Drummond Island in those days was a giant canopy; its soft, muffled ground hidden beneath a cloak of orange needles. The cedar trees were so tall that their tops became crowned with eagle nests. The birds emerged from a mass of sticks, gulping down salmon, filling up with protein and growing at a rate of speed that caused them to spread formidable wings and lift into the air, floating over northern Lake Huron after only weeks out of the egg.
Drummond was a place of trees; trees with trunks like silos. They climbed upward for a hundred years with their twisted limbs joining together, creating a primeval forest of cool, muted green. The woods flourished with ferns and mushrooms and lichens. Woodpeckers and owls roosted in clustering branches. Daylight never glimmered on that forest floor. It would only stream down in columns of light, before fading halfway to earth.
It was the trees that brought them. In the late 1800s, lumber was the gold of the northeast. An enterprising man could build a life for himself very quickly, if he was willing to work hard and hire the help. So the lumbermen came; slowly at first, but as word of Drummond spread, more and more showed up in the land of harsh winters and cool, bright summers.
The second white man to settle on Drummond, George Warren Bailey had lived there for 14 years when his son Frank was born in 1894. The boy was ruddy-faced and hearty, and he grew fast like a young eagle. When he was a teenager, his forearms were bulging like the trunks of the old cedars. He towered over six feet, even at that age. He had a gentleness about him and a quiet nature. But he wrestled nonstop with his younger brother, Clifford, and teased his baby sisters, Nina and Nona, who were not twins, but may as well have been, with their blonde tresses and ribbons and identical cherub looks.
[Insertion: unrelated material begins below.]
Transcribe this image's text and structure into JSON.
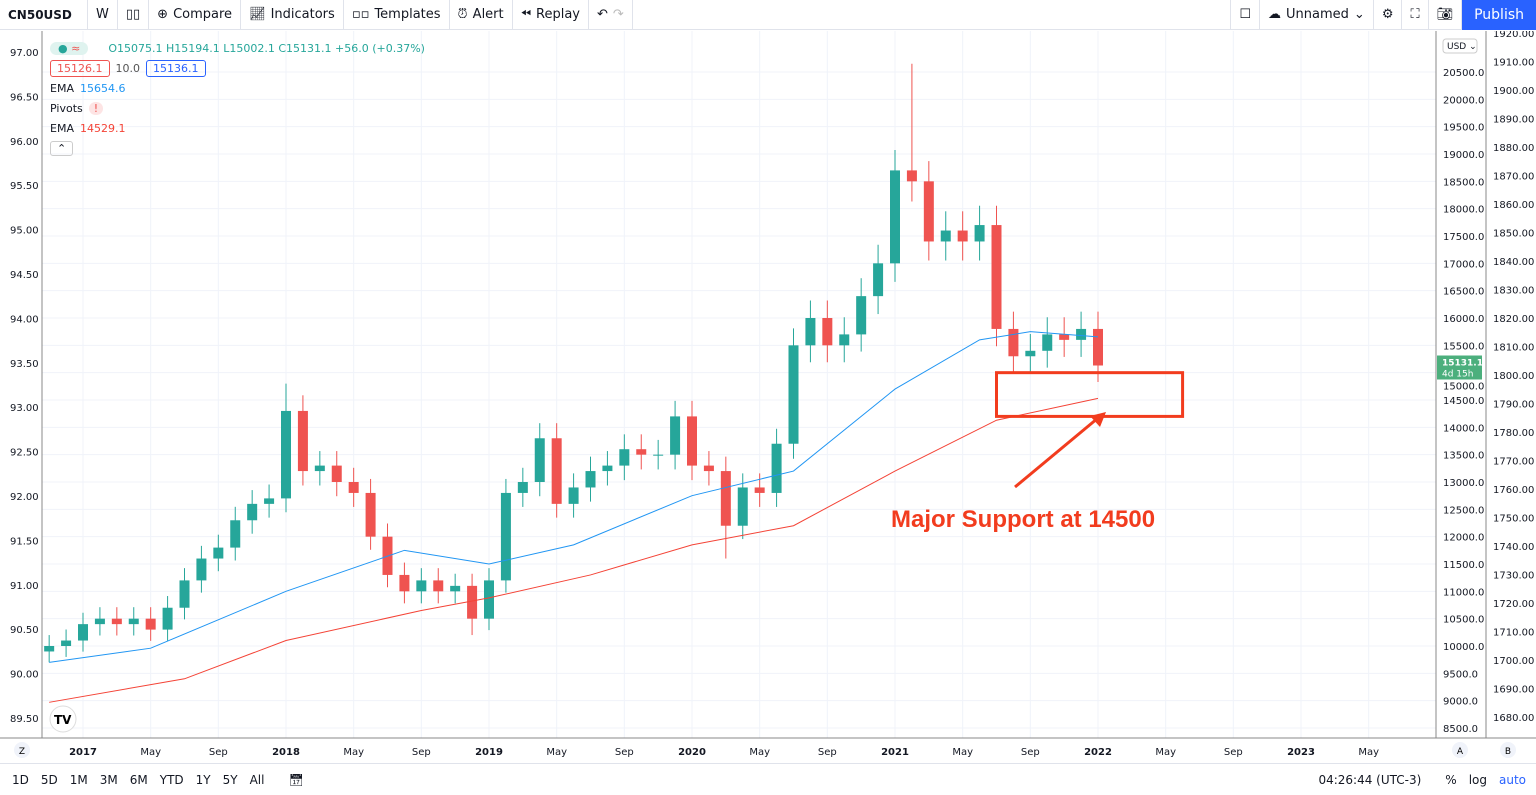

George Warren Bailey was ambitious and did not suffer fools. After his arrival on the island, traveling from Wisconsin with his wife Cornelia and their older children, he set up a lumber camp and started cutting trees. This camp was followed by another, then another, then another until there were seven camps altogether. In the days before the chain saw, the giant cedars were felled with a cross cut saw, worked in cooperation by two men pushing and pulling, sweating and inching the toothy blade through the robust wood.
Once the giant was felled, then the limbs had to be lopped off and the tree cut up into sections that were short enough to fit on the wagon.
Frank did all this. He cut trees and lifted the heavy logs, helping roll and stack them in a pile on the wagon. He would tie them down and drive the wagon into camp, where he would unload the trees and prepare them for sawing into planks. Then, he would drive back up the lumber road, into the deep woods to cut more. Frank was big and strong and even then could out-lift and out-work men twice his age.
But he was a growing boy. The days were long at camp in summer, cutting wood until sundown which happened about 9 pm.
One night, at supper, sitting straight up at the table, Frank dozed off. He had only meant to close his eyes for a moment when his mother was setting out a bowl of potatoes. But he was awakened by a hard rapping sound. It was his father, knocking his fist on the table.
“What the hell’s the matter with you, boy? Stay awake and eat your supper! The idea!”
Sitting there, aching from the day’s labor, his father’s harsh criticism struck a chord. There had been so many hours of lifting and pulling. So many hours of wood splinters and sweat. There would be six hours of sleep and then to begin again. It was too much. Frank began to silently cry. Embarrassed, his siblings all watched in horror as the tears slid down his face. The room became very still for a moment.
“Now what the hell – “ George Warren began.
“No you don’t! I won’t have it!” Cornelia rose up and faced her husband. “Can’t you see what is wrong with him? He’s exhausted! He is not spending one more day in that lumber camp this summer! Not one more day! He will stay here on the farm and work with me!”
George Warren, the gruff owner and boss of seven lumber camps, was no match for an angry mother.
Frank looked up at that tough pioneering matriarch who stood firmly over them with her hands on her hips and her blue eyes crackling. He took a deep breath, and nodded to her. A look passed between them and she calmed and sat down. He lifted his fork and started to eat.